Trecho da acusação a Guido Mantega, Graça Foster e a outros dirigentes políticos, destacado em reportagem do UOL (que é aliado ao golpe):

Ou seja, a luta contra a inflação através do esforço de oferecer um mínimo de estabilidade nos preços dos combustíveis é agora criminalizada pelo MPF.

Aumentar juros para segurar a inflação, gerando rombo de centenas de bilhões de reais nos cofres públicos, com dinheiro indo diretamente para o bolso de banqueiros e bilionários, inclusive estrangeiros, isso pode.

Segurar um pouco o preço dos combustíveis, beneficiando a população e as indústrias, isso é crime.

Alguém deveria lembrar a este MPF criminoso que todos os países desenvolvidos do mundo praticaram ou praticam subsídios dos preços de energia para apoiar sua população e suas indústrias.

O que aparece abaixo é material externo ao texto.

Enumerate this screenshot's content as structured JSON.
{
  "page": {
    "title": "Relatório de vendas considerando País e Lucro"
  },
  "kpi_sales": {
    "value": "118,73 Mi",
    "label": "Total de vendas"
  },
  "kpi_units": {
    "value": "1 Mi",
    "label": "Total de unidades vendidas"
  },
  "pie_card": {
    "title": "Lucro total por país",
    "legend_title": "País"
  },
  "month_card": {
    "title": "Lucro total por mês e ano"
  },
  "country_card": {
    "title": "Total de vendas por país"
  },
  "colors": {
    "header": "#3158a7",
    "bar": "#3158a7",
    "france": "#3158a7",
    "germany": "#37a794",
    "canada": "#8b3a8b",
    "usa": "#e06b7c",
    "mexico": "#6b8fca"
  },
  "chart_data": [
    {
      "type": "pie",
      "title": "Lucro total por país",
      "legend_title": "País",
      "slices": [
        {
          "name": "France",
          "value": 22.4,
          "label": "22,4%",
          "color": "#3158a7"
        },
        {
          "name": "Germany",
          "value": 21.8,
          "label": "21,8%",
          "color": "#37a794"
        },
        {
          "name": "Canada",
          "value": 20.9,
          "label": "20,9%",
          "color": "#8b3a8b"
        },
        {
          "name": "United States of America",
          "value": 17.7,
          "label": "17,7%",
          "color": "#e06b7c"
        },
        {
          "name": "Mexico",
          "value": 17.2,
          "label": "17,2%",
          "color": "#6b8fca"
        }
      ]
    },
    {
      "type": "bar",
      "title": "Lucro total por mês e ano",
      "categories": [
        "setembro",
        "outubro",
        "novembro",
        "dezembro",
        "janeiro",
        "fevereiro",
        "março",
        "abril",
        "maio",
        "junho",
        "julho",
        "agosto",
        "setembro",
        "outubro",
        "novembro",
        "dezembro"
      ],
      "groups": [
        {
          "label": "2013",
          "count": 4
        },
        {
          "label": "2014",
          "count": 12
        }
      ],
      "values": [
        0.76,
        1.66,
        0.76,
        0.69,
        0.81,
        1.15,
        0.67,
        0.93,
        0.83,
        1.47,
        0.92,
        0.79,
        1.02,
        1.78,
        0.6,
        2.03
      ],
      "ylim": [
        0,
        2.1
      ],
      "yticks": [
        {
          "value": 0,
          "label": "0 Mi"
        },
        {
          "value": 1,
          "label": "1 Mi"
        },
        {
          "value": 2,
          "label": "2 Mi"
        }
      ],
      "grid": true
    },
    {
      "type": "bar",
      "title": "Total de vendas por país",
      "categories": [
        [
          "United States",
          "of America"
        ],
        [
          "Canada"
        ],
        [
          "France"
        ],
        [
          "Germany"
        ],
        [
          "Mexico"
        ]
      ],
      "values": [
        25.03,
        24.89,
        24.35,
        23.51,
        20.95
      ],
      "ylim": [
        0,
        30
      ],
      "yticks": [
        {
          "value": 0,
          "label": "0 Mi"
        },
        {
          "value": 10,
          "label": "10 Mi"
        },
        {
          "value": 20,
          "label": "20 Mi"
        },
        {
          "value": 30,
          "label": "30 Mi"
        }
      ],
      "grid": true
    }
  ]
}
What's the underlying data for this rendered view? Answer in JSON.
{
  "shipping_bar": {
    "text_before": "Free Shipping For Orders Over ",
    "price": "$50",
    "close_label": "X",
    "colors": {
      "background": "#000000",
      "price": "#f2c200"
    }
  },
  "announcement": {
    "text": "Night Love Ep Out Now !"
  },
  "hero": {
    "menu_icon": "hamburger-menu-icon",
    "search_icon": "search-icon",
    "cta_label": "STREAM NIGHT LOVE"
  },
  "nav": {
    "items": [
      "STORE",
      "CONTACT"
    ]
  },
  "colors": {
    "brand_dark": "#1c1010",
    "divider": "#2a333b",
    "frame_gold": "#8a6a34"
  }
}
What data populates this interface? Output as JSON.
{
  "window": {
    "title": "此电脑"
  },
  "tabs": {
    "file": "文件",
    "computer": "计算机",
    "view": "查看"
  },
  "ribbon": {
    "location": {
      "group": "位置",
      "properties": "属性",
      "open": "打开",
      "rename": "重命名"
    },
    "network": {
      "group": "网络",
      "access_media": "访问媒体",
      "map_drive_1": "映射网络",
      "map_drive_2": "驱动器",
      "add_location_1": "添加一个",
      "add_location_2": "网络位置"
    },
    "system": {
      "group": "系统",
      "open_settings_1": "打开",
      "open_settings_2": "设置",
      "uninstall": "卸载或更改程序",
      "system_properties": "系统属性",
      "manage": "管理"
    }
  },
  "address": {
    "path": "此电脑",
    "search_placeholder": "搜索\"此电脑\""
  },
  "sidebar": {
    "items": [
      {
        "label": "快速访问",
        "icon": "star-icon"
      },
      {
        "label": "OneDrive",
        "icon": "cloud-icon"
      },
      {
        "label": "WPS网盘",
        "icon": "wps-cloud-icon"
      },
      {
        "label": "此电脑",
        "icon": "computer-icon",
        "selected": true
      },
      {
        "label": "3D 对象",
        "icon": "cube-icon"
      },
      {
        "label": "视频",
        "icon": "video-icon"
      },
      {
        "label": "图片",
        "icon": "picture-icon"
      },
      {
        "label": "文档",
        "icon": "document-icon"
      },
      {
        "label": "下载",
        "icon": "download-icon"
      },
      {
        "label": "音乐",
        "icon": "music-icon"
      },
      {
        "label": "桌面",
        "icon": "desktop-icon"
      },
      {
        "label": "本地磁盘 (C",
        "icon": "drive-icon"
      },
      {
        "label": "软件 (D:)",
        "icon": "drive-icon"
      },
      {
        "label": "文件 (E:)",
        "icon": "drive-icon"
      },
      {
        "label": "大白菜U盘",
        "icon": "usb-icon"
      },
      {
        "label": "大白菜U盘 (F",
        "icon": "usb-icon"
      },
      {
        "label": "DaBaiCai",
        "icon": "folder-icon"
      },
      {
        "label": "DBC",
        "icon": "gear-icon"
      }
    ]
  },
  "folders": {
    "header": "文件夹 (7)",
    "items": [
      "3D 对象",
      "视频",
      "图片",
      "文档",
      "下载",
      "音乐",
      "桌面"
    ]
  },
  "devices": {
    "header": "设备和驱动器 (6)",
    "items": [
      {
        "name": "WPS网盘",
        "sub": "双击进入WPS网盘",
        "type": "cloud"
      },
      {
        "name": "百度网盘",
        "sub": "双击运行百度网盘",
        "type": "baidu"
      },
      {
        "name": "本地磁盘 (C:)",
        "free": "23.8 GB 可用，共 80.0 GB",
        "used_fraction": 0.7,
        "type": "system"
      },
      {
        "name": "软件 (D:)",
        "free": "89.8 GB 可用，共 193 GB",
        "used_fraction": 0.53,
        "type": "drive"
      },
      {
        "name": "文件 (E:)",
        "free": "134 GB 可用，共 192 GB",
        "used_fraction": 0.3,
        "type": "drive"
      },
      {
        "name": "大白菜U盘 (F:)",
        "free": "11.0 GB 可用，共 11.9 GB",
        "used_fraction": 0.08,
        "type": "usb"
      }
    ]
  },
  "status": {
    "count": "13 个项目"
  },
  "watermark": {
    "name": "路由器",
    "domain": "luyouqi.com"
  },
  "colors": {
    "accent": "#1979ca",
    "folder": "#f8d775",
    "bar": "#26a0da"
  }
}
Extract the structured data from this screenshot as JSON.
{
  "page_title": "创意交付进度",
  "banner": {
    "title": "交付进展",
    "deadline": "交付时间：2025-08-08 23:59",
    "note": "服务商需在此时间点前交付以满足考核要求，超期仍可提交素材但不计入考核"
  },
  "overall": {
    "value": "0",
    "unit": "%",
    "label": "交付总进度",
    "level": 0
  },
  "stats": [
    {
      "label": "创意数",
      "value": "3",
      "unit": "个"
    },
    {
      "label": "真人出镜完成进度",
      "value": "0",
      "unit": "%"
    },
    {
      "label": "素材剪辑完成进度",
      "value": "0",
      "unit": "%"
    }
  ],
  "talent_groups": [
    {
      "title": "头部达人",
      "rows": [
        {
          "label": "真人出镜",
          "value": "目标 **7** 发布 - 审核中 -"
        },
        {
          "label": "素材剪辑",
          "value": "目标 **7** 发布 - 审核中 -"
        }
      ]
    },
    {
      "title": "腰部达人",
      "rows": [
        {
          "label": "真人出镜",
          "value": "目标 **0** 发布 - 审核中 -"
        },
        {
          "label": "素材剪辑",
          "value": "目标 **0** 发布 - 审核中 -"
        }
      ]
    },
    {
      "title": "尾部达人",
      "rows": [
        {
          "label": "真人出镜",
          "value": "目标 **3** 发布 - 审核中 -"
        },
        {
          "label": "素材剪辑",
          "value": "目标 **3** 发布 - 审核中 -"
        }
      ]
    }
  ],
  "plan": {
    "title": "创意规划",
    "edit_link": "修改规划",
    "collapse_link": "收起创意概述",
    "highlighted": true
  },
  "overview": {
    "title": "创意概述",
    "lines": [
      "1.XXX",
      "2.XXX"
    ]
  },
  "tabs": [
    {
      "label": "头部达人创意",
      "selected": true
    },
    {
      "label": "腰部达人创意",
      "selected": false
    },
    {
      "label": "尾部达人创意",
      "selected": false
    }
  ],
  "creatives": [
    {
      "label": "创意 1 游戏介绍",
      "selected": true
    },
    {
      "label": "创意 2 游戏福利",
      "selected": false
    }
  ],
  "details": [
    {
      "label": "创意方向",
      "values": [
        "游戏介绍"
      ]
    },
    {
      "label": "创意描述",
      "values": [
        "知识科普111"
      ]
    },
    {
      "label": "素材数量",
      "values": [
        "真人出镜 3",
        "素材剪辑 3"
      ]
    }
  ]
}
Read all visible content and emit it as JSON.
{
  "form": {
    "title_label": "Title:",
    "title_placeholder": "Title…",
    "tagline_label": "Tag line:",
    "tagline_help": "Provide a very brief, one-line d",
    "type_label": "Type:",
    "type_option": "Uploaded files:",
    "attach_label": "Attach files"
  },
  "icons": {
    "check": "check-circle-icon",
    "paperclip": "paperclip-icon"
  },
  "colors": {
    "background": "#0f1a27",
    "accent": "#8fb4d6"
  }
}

Os Estados Unidos torram trilhões de dólares em guerras monstruosas, organizando e financiando golpes de Estado em países dotados de recursos naturais, justamente para garantir o suprimento de suas fontes de energia. Ou seja, os governos americanos trabalham para segurar os preços dos combustíveis em seu país, não através de medidas inofensivas como as tomadas pela Petrobrás, de segurar preços por algum tempo, mas através de operações que resultam na morte de milhões de pessoas e na devastação de países inteiros, como vimos recentemente no Iraque e na Líbia.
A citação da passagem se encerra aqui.